The biggest single difference is that the Clinton administration simply refused on principle to get jacked up on the debt ceiling:

Still, even though Clinton enjoyed political and economic advantages that Obama does not, his no-compromises strategy had some clear advantages. Unlike Obama, he refused to let the threat of default set the national agenda. Because he would not enter into negotiations over the debt ceiling, the issue barely roused the public consciousness. On November 9, 1995, a senior administration official told the Washington Post, “Our position is it does not matter what they put on this legislation, we are not going to accept anything but clean bills because we will not be blackmailed over default. Get it? No extortion. No blackmail. What you hear are their screams of complaint as they realize we are not, not, not budging on this.”

Kind of hard to imagine somebody from this administration talking like that.
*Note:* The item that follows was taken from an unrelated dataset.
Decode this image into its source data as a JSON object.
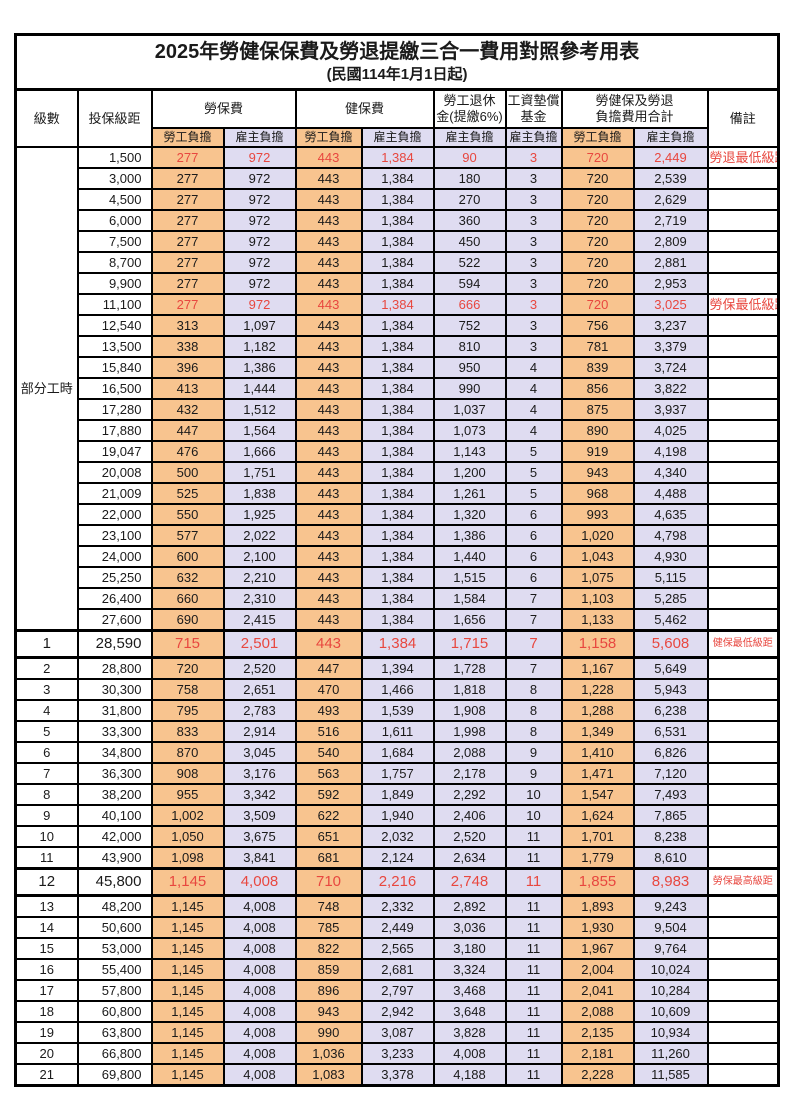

It's worth noting that the implications of this capitulation go beyond the current deal, which is not that terrible. Republicans are emboldened that they have set a new precedent for using the debt ceiling to extract concessions (it "establishes a pattern for when the debt limit expires in 2013," exults Keith Hennessey.) This would have dire consequences, writes Robert Greenstein:

Anticipating the policy battles to come, we should not lose sight of an alarming development. Those who have engaged in hostage-taking threatening the economy and the full faith and credit of the U.S. Treasury to get their way will conclude that their strategy worked. They will feel emboldened to pursue it again every time that we have to raise the debt limit in the future.
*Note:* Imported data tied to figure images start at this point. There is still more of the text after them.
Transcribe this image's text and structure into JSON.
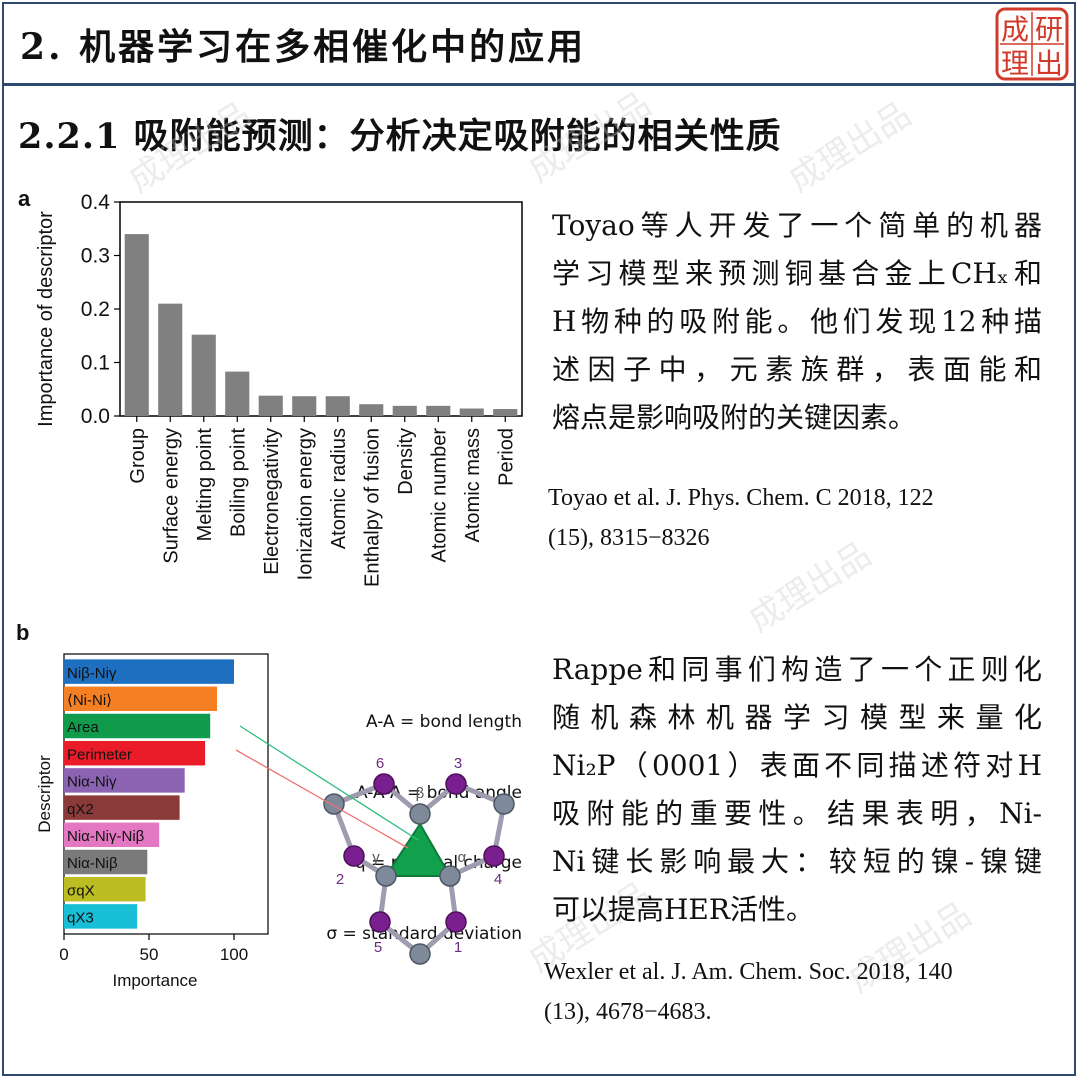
{
  "header": {
    "title": "2. 机器学习在多相催化中的应用"
  },
  "seal": {
    "chars": [
      "成",
      "研",
      "理",
      "出"
    ]
  },
  "subtitle": "2.2.1 吸附能预测：分析决定吸附能的相关性质",
  "watermark": "成理出品",
  "panel_a": {
    "letter": "a"
  },
  "panel_b": {
    "letter": "b"
  },
  "chart_data": [
    {
      "type": "bar",
      "ylabel": "Importance of descriptor",
      "ylim": [
        0,
        0.4
      ],
      "yticks": [
        "0.0",
        "0.1",
        "0.2",
        "0.3",
        "0.4"
      ],
      "categories": [
        "Group",
        "Surface energy",
        "Melting point",
        "Boiling point",
        "Electronegativity",
        "Ionization energy",
        "Atomic radius",
        "Enthalpy of fusion",
        "Density",
        "Atomic number",
        "Atomic mass",
        "Period"
      ],
      "values": [
        0.34,
        0.21,
        0.152,
        0.083,
        0.038,
        0.037,
        0.037,
        0.022,
        0.019,
        0.019,
        0.014,
        0.013
      ],
      "bar_color": "#808080"
    },
    {
      "type": "bar",
      "orientation": "horizontal",
      "ylabel": "Descriptor",
      "xlabel": "Importance",
      "xlim": [
        0,
        100
      ],
      "xticks": [
        "0",
        "50",
        "100"
      ],
      "categories": [
        "Niβ-Niγ",
        "⟨Ni-Ni⟩",
        "Area",
        "Perimeter",
        "Niα-Niγ",
        "qX2",
        "Niα-Niγ-Niβ",
        "Niα-Niβ",
        "σqX",
        "qX3"
      ],
      "values": [
        100,
        90,
        86,
        83,
        71,
        68,
        56,
        49,
        48,
        43
      ],
      "colors": [
        "#1f6fc0",
        "#f58023",
        "#0f9a4c",
        "#ea1c2a",
        "#8c63b3",
        "#8b3a3a",
        "#e377c2",
        "#7a7a7a",
        "#bcbd22",
        "#18bdd6"
      ]
    }
  ],
  "diagram": {
    "legend": [
      "A-A = bond length",
      "A-A-A = bond angle",
      "q = residual charge",
      "σ = standard deviation"
    ],
    "labels": {
      "beta": "β",
      "gamma": "γ",
      "alpha": "α",
      "n1": "1",
      "n2": "2",
      "n3": "3",
      "n4": "4",
      "n5": "5",
      "n6": "6"
    }
  },
  "text1": {
    "lines": [
      "Toyao等人开发了一个简单的机器",
      "学习模型来预测铜基合金上CHₓ和",
      "H物种的吸附能。他们发现12种描",
      "述因子中，元素族群，表面能和",
      "熔点是影响吸附的关键因素。"
    ]
  },
  "ref1": [
    "Toyao et al.  J. Phys. Chem. C 2018, 122",
    "(15), 8315−8326"
  ],
  "text2": {
    "lines": [
      "Rappe和同事们构造了一个正则化",
      "随机森林机器学习模型来量化",
      "Ni₂P（0001）表面不同描述符对H",
      "吸附能的重要性。结果表明，Ni-",
      "Ni键长影响最大：较短的镍-镍键",
      "可以提高HER活性。"
    ]
  },
  "ref2": [
    "Wexler et al. J. Am. Chem. Soc. 2018, 140",
    "(13), 4678−4683."
  ]
}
They also will likely continue insisting, in future hostage-taking efforts, that for every dollar we raise the debt ceiling, we must cut spending by a dollar, with no revenue allowed. When one considers that even the harsh budget plan of House Budget Committee Chairman Paul Ryan would require policymakers to raise the debt limit by nearly $9 trillion over the coming decade, one begins to understand the extraordinary results such a policy path would produce over time.
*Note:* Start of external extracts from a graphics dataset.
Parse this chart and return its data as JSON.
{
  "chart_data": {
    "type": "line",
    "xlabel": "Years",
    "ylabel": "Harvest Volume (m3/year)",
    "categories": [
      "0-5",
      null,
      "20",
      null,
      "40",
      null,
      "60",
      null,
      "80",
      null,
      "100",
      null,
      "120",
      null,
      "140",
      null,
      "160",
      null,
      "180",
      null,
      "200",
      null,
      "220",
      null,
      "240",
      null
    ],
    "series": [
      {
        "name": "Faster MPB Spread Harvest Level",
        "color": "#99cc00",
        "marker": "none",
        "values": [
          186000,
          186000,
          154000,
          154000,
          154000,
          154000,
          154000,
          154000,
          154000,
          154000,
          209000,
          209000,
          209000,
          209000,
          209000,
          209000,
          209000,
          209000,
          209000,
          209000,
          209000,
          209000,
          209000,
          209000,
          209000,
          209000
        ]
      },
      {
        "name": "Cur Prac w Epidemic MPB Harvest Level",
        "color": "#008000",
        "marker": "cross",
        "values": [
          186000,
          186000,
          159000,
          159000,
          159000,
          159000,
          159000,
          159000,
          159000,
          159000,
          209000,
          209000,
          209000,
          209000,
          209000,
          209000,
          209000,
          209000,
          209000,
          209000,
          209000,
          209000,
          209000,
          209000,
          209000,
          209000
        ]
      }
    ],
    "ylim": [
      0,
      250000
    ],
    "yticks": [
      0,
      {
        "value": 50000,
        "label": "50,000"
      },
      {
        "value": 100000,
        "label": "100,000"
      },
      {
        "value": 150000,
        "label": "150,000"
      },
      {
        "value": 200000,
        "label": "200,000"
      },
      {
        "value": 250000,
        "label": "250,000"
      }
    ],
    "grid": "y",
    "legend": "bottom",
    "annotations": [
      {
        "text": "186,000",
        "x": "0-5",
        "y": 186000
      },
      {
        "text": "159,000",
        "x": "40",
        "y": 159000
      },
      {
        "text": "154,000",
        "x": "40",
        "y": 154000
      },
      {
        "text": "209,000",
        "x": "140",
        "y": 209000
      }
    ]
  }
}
The even more serious problem as I wrote in my most recent TRB column, is the degree to which the debt ceiling represents a new era of crisis in American political institutions. We have a rickety political system that gives the opposition party power without accountability, and lacks any clear channels for resolving competing claims to legitimacy. Obama's weakness merely encourages more acts of brinkmanship, every compromise making it harder for him to make a credible public stand.

It's easy to overestimate Clinton's resolve in the golden light of history. At the time, the Clinton administration was freaked out, desperate to move to the center and highly amenable to compromise. Still, Obama needs to recognize that capitulating to economic hostage-taking creates long-term dangers -- not just to his agenda but to the health of American democracy.